Five years ago I planted a large trumpet vine (‘Madame Galen’). It has grown into a beautiful shrub, but has never flowered. It gets full sun, is protected by and planted on the south side of our shed. I have tried different fertilizers, raised the pH, lowered the pH, pruned it, and not pruned it. A few neighbors have trumpet vines; they put little effort into them, yet they flower.
Getting a trumpet vine to flower is simiar to getting a wisteria to flower; it sometimes takes patience. First, make sure the location you choose has lots of sun. Plants in shade rarely flower. Second, avoid high nitrogen fertilizers. If you have a lawn service, don’t let them fertilize near the trumpet vine. Nitrogen fertilizers promote vigorous stem and leaf growth which will take away the plant’s energy from producing flowers. Third, prune the plant back each spring to only a few buds per stem. This way the plant is expending less energy on vegetative growth (stems and leaves).

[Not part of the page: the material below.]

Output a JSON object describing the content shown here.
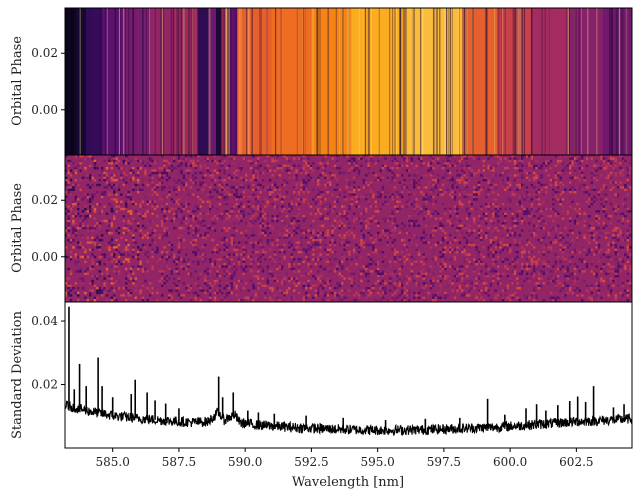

If these methods fail to produce flowers, you can try fertilizing with a high phosphate fertilizer such as superphosphate or try root pruning. Root pruning is cutting a circular slit in the ground that is centered around the stem of the plant. The circle should be 2 feet in diameter for every 1 inch of trunk stem diameter. Use a sharp, pointed shovel to make the slit by digging into the ground as deep as possible and rocking the handle back and forth to create a V-shaped cut. You can apply the superphosphate directly to this cut if you like. Root pruning often produces flowers the following year. Once the plant begins to flower, removing the seed pods will encourage more flowers.